State economists Monday shaved nearly $270 million off their estimate of what lawmakers will have to work with in next year’s budget process, even as election-year calls for extra spending continue and as a threat looms of a Zika hit to Florida’s economy.
The state will bring in $131.9 million less than expected in the current budget year, which ends June 30, and $135.1 million less in the next fiscal year, which begins the next day, according to the revised estimates. Under earlier estimates, the $131.9 million was expected to be leftover money that would be carried over from year to year. Its elimination brings the total hit for next year’s budget to $267 million.
Overall, lawmakers will have about $335 million more to work with in the coming fiscal year than in the current one — something that could quickly be eaten up by increasing needs in some areas of the budget.
“I wouldn’t anticipate a significant balance,” said Amy Baker, coordinator of the Legislature’s Office of Economic and Demographic Research. “It’s going to be tight.”
The state is still expected to run a $1.4 billion surplus in the current year — meaning the total difference between the current budget and money available next year is more than $1.7 billion.
But $400 million of that surplus is funding from the BP settlement stemming from the Deepwater Horizon disaster in the Gulf of Mexico six years ago. And lawmakers like to set at least $1 billion aside each year to shield the budget from unexpected shortfalls.
The estimates Monday marked the second time in a row that economists have reduced their forecasts of how much the state will receive from taxes.
Meanwhile, lawmakers are already laying out plans on the campaign trail for how to use whatever money the state has. For example, incoming Senate President Joe Negron, R-Stuart, has said he would like to boost higher education spending by $1 billion over the next two years.
Baker said the slowing rate of growth for state taxes over the next couple of years reflects concerns among economists that international events could become a drag on the economy.

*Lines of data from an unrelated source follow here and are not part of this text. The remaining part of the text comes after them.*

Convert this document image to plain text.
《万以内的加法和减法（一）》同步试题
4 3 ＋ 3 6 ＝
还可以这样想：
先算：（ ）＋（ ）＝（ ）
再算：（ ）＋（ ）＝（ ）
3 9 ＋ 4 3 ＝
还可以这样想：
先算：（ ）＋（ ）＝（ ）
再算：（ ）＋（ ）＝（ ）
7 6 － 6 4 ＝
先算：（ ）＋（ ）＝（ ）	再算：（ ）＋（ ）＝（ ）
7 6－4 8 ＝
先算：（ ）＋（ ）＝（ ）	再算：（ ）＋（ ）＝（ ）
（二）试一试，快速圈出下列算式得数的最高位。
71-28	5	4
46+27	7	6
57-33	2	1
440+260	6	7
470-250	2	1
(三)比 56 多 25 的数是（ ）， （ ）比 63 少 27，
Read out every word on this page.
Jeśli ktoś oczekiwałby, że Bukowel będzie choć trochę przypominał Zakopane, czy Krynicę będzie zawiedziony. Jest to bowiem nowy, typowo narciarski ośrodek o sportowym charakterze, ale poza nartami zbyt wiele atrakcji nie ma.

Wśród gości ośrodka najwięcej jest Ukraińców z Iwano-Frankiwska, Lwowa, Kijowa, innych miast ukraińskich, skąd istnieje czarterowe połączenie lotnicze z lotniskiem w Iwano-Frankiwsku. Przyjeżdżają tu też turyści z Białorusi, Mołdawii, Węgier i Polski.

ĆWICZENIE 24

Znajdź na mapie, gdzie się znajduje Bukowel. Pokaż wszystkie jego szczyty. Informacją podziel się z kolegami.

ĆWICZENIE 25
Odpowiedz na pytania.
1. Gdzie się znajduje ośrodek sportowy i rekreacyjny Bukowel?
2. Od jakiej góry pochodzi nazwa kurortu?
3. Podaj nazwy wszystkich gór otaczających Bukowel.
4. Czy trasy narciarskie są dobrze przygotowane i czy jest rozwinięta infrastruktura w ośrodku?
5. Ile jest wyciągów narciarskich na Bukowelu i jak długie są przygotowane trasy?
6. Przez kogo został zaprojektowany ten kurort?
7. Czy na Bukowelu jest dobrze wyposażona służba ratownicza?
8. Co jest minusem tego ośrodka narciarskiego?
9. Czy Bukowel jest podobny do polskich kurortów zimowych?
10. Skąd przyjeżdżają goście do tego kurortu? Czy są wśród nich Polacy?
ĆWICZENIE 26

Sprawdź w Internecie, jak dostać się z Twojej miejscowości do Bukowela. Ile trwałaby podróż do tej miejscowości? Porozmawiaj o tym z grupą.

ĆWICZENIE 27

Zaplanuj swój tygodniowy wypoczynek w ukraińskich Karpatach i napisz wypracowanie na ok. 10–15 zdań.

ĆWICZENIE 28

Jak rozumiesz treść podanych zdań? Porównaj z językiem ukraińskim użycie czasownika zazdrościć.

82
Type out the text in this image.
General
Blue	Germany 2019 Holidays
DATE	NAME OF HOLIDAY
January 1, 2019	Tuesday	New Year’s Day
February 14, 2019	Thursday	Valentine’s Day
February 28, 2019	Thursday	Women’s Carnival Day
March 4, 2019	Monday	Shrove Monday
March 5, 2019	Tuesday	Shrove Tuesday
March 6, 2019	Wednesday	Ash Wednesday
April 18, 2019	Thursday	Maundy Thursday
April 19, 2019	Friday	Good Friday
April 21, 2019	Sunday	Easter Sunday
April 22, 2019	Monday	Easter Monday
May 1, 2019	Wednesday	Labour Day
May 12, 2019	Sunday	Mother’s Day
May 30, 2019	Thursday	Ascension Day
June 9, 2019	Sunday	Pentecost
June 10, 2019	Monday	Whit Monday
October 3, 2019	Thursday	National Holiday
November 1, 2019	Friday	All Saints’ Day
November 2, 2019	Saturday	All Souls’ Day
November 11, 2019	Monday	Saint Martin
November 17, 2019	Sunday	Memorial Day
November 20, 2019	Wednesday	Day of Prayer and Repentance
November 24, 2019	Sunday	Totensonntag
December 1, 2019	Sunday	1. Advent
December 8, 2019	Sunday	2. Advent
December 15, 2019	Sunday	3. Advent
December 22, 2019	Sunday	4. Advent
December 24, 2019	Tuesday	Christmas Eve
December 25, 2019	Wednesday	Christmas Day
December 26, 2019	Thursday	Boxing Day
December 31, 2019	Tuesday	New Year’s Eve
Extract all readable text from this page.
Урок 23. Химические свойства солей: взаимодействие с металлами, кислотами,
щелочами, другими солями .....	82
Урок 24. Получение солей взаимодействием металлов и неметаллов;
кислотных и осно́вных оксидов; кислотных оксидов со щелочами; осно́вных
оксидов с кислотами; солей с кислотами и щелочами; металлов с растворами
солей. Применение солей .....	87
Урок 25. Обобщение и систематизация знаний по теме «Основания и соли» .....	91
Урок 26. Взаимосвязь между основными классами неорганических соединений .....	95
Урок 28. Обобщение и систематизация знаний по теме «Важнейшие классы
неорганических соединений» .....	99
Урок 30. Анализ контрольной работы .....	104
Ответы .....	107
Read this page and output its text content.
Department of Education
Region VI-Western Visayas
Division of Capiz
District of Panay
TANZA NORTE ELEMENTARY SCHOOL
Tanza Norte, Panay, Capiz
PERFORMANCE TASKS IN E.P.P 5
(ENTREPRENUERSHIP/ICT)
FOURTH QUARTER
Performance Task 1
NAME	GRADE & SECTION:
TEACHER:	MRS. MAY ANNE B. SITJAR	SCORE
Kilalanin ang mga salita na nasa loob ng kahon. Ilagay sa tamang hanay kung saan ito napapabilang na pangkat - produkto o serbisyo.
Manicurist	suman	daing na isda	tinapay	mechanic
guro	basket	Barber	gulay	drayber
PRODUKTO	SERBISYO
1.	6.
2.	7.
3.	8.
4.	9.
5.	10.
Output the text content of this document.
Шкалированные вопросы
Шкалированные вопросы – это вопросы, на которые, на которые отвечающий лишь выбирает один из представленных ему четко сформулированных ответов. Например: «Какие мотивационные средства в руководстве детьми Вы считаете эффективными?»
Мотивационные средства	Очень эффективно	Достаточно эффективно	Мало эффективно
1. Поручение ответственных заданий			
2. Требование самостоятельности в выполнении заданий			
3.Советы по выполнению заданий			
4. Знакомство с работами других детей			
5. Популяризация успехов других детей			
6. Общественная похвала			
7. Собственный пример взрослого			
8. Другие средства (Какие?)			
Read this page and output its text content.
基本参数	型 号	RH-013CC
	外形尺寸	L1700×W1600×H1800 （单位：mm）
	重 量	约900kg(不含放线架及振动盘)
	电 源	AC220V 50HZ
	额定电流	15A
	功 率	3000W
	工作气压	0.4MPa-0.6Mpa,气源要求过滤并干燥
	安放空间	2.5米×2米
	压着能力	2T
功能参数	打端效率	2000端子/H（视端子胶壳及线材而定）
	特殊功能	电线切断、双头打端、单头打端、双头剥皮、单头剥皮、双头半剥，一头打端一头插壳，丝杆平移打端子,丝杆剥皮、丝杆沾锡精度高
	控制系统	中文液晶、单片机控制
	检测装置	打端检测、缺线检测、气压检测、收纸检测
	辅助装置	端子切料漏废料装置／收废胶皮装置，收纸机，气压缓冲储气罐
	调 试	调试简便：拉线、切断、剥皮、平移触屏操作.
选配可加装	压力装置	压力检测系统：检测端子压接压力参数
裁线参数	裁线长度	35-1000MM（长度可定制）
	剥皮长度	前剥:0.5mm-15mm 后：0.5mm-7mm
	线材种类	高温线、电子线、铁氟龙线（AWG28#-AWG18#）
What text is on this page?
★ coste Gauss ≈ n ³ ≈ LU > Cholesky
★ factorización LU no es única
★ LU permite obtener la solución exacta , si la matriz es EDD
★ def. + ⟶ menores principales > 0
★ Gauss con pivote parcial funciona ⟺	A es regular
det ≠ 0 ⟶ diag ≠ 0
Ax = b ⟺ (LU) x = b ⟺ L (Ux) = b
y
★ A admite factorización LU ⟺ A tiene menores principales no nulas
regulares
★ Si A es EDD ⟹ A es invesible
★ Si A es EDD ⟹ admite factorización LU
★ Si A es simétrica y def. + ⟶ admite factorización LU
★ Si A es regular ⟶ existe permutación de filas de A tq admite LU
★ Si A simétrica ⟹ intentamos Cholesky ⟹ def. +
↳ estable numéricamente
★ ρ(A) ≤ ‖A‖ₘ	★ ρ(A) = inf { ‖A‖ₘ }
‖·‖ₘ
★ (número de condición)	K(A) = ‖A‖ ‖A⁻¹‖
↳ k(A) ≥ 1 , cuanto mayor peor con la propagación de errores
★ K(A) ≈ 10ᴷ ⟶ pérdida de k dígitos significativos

It remains to be seen what effects “Brexit” — Great Britain’s decision to leave the European Union — might have on the global economy, leading forecasters to be cautious.
“The concerns with Brexit and what it would do is definitely affecting international tourism,” Baker said. “We see that coloring our forecast in odd little ways.”
Not yet included in the models used by the state economists are the potential economic effects of the Zika virus that has hit Florida. The state Department of Health announced Monday that the number of locally transmitted cases of Zika in South Florida had risen to 30.
And while the state maintains that all of those cases were likely acquired in a very small area, Baker pointed out that concerns about the BP oil spill caused cancellations in beaches on the eastern side of the state, which never faced any major impacts from the spill.
For now, Zika will serve as a “black swan” in a proposed, annual three-year outlook for the state budget that lawmakers are required to approve each year. Black swans are generally events that have a low likelihood of occurring but would have a large impact on the state budget if they do.
“It’s not that I don’t think Zika will be a factor. … It’s because we don’t know exactly how it’s going to unfold at this moment in time, and when,” Baker said.